Drag a Script Task onto the Control Flow and set as your ReadOnlyVariable User::RootFolder (optionally User::FileMask). Your ReadWriteVariable would be User::CurrentFile.
This script would go inside the public partial class ScriptMain: ...
braces
/// <summary>
/// This verbose script identifies the most recently modified file of type fileMask
/// living in RootFolder and assigns that to a DTS level variable.
/// </summary>
public void Main()
{
string fileMask = "*.csv";
string mostRecentFile = string.Empty;
string rootFolder = string.Empty;
// Assign values from the DTS variables collection.
// This is case sensitive. User:: is not required
// but you must convert it from the Object type to a strong type
rootFolder = Dts.Variables["User::RootFolder"].Value.ToString();
// Repeat the above pattern to assign a value to fileMask if you wish
// to make it a more flexible approach
// Determine the most recent file, this could be null
System.IO.FileInfo candidate = ScriptMain.GetLatestFile(rootFolder, fileMask);
if (candidate != null)
{
mostRecentFile = candidate.FullName;
}
// Push the results back onto the variable
Dts.Variables["CurrentFile"].Value = mostRecentFile;
Dts.TaskResult = (int)ScriptResults.Success;
}
/// <summary>
/// Find the most recent file matching a pattern
/// </summary>
/// <param name="directoryName">Folder to begin searching in</param>
/// <param name="fileExtension">Extension to search, e.g. *.csv</param>
/// <returns></returns>
private static System.IO.FileInfo GetLatestFile(string directoryName, string fileExtension)
{
System.IO.DirectoryInfo directoryInfo = new System.IO.DirectoryInfo(directoryName);
System.IO.FileInfo mostRecent = null;
// Change the SearchOption to AllDirectories if you need to search subfolders
System.IO.FileInfo[] legacyArray = directoryInfo.GetFiles(fileExtension, System.IO.SearchOption.TopDirectoryOnly);
foreach (System.IO.FileInfo current in legacyArray)
{
if (mostRecent == null)
{
mostRecent = current;
}
if (current.LastWriteTimeUtc >= mostRecent.LastWriteTimeUtc)
{
mostRecent = current;
}
}
return mostRecent;
// To make the below code work, you'd need to edit the properties of the project
// change the TargetFramework to probably 3.5 or 4. Not sure
// Current error is the OrderByDescending doesn't exist for 2.0 framework
//return directoryInfo.GetFiles(fileExtension)

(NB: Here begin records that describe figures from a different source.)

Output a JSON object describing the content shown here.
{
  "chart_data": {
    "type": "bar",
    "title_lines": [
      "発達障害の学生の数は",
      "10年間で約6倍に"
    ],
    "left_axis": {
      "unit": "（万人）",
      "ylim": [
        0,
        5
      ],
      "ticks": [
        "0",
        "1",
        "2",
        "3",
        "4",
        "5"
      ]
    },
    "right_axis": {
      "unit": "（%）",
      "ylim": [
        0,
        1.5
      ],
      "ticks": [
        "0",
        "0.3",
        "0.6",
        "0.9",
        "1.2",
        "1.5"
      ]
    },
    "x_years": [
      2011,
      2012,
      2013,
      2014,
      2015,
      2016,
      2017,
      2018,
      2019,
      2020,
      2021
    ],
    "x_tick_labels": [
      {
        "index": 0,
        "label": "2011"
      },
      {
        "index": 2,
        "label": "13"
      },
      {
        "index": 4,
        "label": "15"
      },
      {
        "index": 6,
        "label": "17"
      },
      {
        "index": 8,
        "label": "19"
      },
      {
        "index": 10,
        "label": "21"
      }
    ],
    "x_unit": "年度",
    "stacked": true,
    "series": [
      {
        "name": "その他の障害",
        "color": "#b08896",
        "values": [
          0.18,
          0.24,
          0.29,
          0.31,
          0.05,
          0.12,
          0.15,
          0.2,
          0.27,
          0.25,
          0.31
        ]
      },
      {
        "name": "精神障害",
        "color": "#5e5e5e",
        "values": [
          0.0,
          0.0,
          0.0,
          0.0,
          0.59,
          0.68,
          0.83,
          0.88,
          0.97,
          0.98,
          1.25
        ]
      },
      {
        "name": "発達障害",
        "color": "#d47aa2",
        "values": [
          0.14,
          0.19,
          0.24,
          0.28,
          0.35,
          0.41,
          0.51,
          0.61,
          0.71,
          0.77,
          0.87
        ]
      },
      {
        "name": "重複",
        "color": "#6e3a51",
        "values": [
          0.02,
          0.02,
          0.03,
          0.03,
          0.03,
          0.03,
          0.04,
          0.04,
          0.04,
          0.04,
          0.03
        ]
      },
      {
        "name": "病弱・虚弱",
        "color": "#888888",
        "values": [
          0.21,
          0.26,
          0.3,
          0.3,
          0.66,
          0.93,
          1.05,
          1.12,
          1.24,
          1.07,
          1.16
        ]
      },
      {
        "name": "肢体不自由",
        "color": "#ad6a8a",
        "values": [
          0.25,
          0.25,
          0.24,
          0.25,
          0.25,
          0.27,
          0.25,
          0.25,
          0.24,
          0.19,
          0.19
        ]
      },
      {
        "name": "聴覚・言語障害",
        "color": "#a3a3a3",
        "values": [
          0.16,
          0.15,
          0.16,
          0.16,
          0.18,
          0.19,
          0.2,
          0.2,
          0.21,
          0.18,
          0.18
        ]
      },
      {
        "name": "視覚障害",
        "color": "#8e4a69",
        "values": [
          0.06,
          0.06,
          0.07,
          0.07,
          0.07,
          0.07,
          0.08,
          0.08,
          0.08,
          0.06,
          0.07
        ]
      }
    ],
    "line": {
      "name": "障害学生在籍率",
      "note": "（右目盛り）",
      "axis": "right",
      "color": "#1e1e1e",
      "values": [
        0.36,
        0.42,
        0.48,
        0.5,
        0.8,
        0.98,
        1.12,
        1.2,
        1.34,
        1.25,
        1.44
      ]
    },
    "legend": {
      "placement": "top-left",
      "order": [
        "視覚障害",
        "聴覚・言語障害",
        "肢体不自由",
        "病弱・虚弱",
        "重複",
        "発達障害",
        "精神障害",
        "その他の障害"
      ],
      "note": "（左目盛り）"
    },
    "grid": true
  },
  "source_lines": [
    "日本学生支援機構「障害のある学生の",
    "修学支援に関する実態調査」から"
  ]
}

// .OrderByDescending(q => q.LastWriteTimeUtc)
// .FirstOrDefault();
}
#region ScriptResults declaration
/// <summary>
/// This enum provides a convenient shorthand within the scope of this class for setting the
/// result of the script.
///
/// This code was generated automatically.
/// </summary>
enum ScriptResults
{
Success = Microsoft.SqlServer.Dts.Runtime.DTSExecResult.Success,
Failure = Microsoft.SqlServer.Dts.Runtime.DTSExecResult.Failure
};
#endregion
}
Updating a Connection Manager
At this point, our script has assigned a value to the CurrentFile variable. The next step is to tell SSIS we need to use that file. In your Connection Manager for your CSV, you will need to set an Expression (F4 or right click and select Properties) for the ConnectionString. The value you want to assign is our CurrentFile variable and the way that's expressed is @[User::CurrentFile]
Finally, these screen shots are based on the upcoming release of SQL Server 2012 so the icons may appear different but the functionality remains the same.